Extra credit: up to + 20 points

You may recall that in scheme we wrote a function called powerset which took as input a list S (imagined to be a set of distinct items) and then returned the powerset of S: the set of all subsets S. The scheme version used an algorithm based on "weirdo analysis" in its implementation.

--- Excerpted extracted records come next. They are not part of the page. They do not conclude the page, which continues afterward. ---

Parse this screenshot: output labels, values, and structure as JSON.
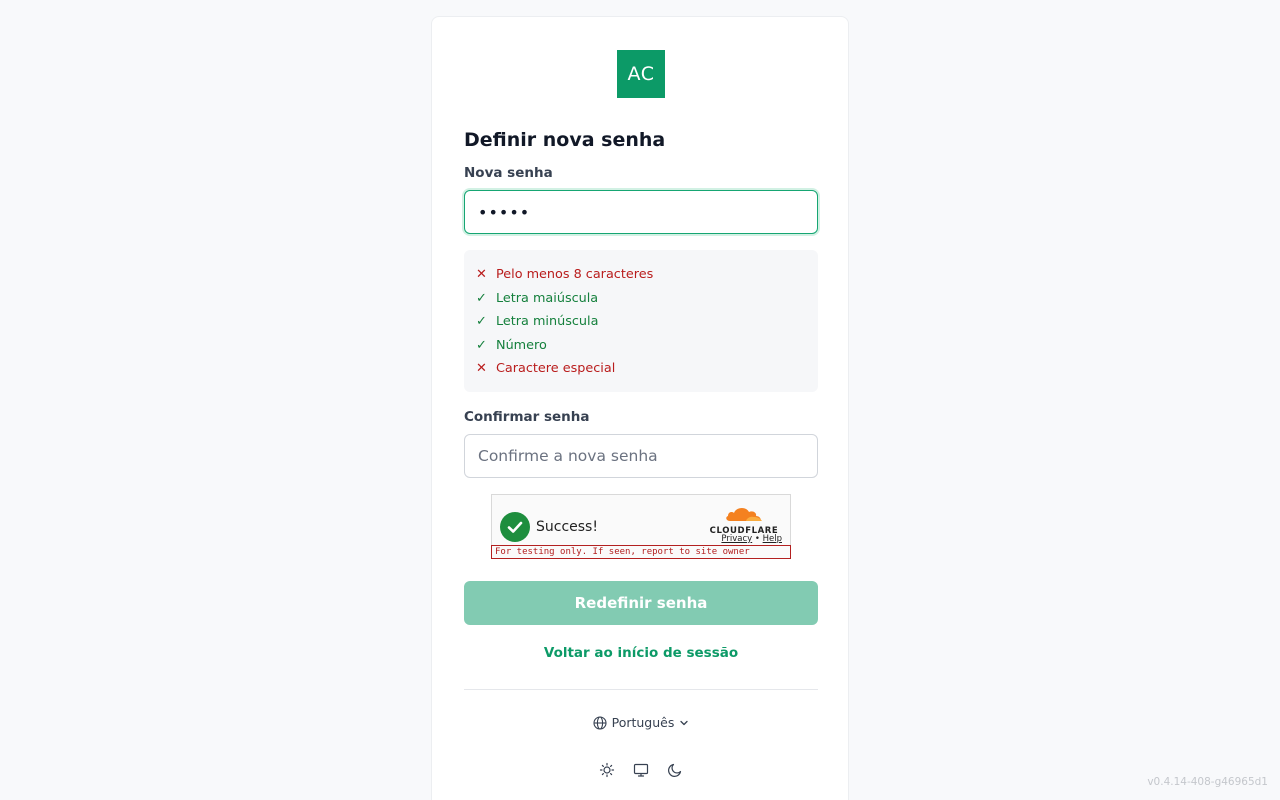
{
  "logo": {
    "text": "AC",
    "color": "#0c9a67"
  },
  "title": "Definir nova senha",
  "new_password": {
    "label": "Nova senha",
    "value_masked": "•••••"
  },
  "requirements": [
    {
      "text": "Pelo menos 8 caracteres",
      "met": false
    },
    {
      "text": "Letra maiúscula",
      "met": true
    },
    {
      "text": "Letra minúscula",
      "met": true
    },
    {
      "text": "Número",
      "met": true
    },
    {
      "text": "Caractere especial",
      "met": false
    }
  ],
  "confirm_password": {
    "label": "Confirmar senha",
    "placeholder": "Confirme a nova senha"
  },
  "turnstile": {
    "status": "Success!",
    "brand": "CLOUDFLARE",
    "privacy": "Privacy",
    "separator": " • ",
    "help": "Help",
    "note": "For testing only. If seen, report to site owner"
  },
  "submit_label": "Redefinir senha",
  "back_link": "Voltar ao início de sessão",
  "language": "Português",
  "theme_options": [
    "sun-icon",
    "monitor-icon",
    "moon-icon"
  ],
  "version": "v0.4.14-408-g46965d1",
  "colors": {
    "accent": "#0c9a67",
    "fail": "#b91c1c",
    "ok": "#15803d",
    "button_disabled": "#82cbb2"
  }
}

For optional extra credit in prolog, implement an even-better version! Write a rule called subset(List1, List2) which takes two lists List1 and List2 as input and infers whether List1 is a subset of List2. (Notice that since we're using lists to represent sets, we're implicitly assuming that any given element appears at most once in a list. Keep in mind, however, that you should not assume anything about the order in which the elements are given in the lists.) No weirdo analysis is needed here... . Your predicate will simply describe to prolog how to infer that one set is a subset of another!

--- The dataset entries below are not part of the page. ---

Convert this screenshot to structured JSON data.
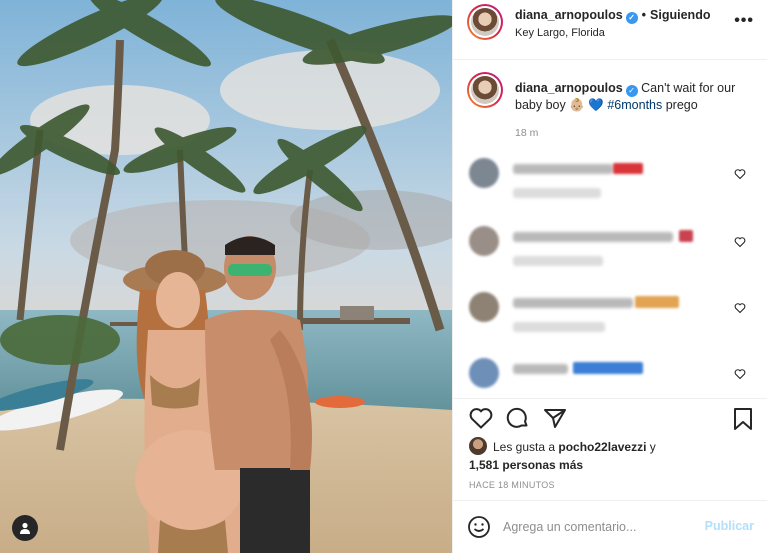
{
  "post": {
    "username": "diana_arnopoulos",
    "follow_state": "Siguiendo",
    "location": "Key Largo, Florida",
    "separator": "•",
    "more_label": "•••"
  },
  "caption": {
    "username": "diana_arnopoulos",
    "text_before": "Can't wait for our baby boy",
    "emoji_baby": "👶🏼",
    "emoji_heart": "💙",
    "hashtag": "#6months",
    "text_after": "prego",
    "time": "18 m"
  },
  "comments": [
    {
      "blurred": true
    },
    {
      "blurred": true
    },
    {
      "blurred": true
    },
    {
      "blurred": true
    }
  ],
  "likes": {
    "prefix": "Les gusta a",
    "user": "pocho22lavezzi",
    "connector": "y",
    "count": "1,581 personas más"
  },
  "time_ago": "HACE 18 MINUTOS",
  "comment_box": {
    "placeholder": "Agrega un comentario...",
    "post_label": "Publicar"
  },
  "colors": {
    "accent_blue": "#3897f0",
    "post_button_disabled": "#b2dffc",
    "hashtag": "#00376b",
    "muted_text": "#8e8e8e"
  },
  "icons": [
    "user-tag-icon",
    "verified-icon",
    "more-icon",
    "heart-icon",
    "comment-icon",
    "share-icon",
    "bookmark-icon",
    "emoji-icon"
  ]
}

You may wish to use one or more helper rules. Your subset rule must work when it is given two actual lists and it must also work when the first argument is a variable and the second argument is an actual list. It need not work in the case that the second argument is a variable (although it's not hard to take care of that case either).

For example:

| ?- subset([1, 2], [2, 1, 3]).
yes

| ?- subset([1, 2], [1]).
no

| ?- subset(X, [1, 2]).
X = [] ;

X = [1] ;

X = [1,2] ;

X = [2] ;

X = [2,1] ;

Notice in the last example, the same subset appeared more than once (as [1, 2] and [2, 1]). This is fine, as long as your rule eventually stops and all correct answers are produced at least once. Moreover, the order in which the subsets are found and the order of the actual elements in the lists is unimportant. Submit your code at the bottom of your part2.pl file.